Circle practice can adapt to a variety of groups, issues, and timeframes. Circle can be used for the duration of a gathering, particularly if the group is relatively small and deep reflection is a primary aim. Circle can also be used as a means for check-in and check-out of a conversation, and a way of making decisions together, especially decisions based on consensus.


What does Circle Practice work?

Principles of Circle:

  • Rotate leadership among all circle members.
  • Responsibility is shared for the quality of the experience.
  • Rely on wholeness rather than on any personal agenda.

Practices of Circle:

  • Speak with intention and note what has relevance to the conversation in the moment.
  • Listen with attention, respectful of the learning processes of all members of the group.
  • Tend to the well-being of the group, remain aware of the impact of our contributions.

Setting Circle Agreements:

We use agreements to allow all members to have a free and profound exchange, to respect diversity of views and to share responsibility for the well-being and direction of the group. Agreements often used include:

  1. Listen without judgment (slow down and listen).
  2. Whatever is said in circle stays in circle.
  3. Offer what you can and ask for what you need.
  4. Silence is also part of the conversation.
  5. We agree to employ a group guardian to watch our needs, timing, and energy.

What does Circle Practice look like?

General Flow of the Circle

  • We welcome people and set the Intention
  • Welcome/start-point
  • We do a check-in/introductions round when appropriate
  • We set agreements
  • we introduce the three principles
  • We open the circle for contributions
  • Check out and farewell

Intention shapes the circle and determines who will come, how long the circle will meet and what kinds of outcomes are to be expected. The caller, or organiser, of the circle spends time explaining the intention.

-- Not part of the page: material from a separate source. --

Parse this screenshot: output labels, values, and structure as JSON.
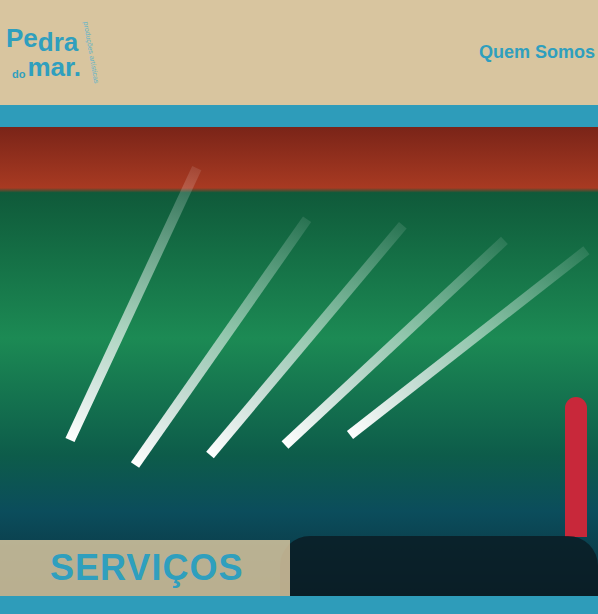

Welcome/start point: Once people have gathered, the circle host (or a participant) will open the circle with a gesture to indicate that the circle will start. Poems, silence, song or gesture may be used. The centre of a circle usually holds objects that represent the intention of the circle.

The Circle usually starts with a volunteer and proceeds around the circle. If an individual is not ready to speak, the turn is passed and another opportunity is offered after others have spoken.

The guardian role aids self-governance and brings the circle back to the intention. The guardian watches and safeguards the group’s energy and observes the group’s process.

Check-out closes the circle and provides a formal end to the meeting and a chance for members to reflect on what has transpired.

Circle practice contains these common elements:

  • People face each other and every voice is considered contributory.
  • Agreements of participation and a definition of respect are articulated.
  • Conversation is viewed as a practice set apart from casual social interaction.
  • The event has a beginning/middle/end and a structure that holds it.
  • The archetype of Circle is present in the space, often through making a visible center.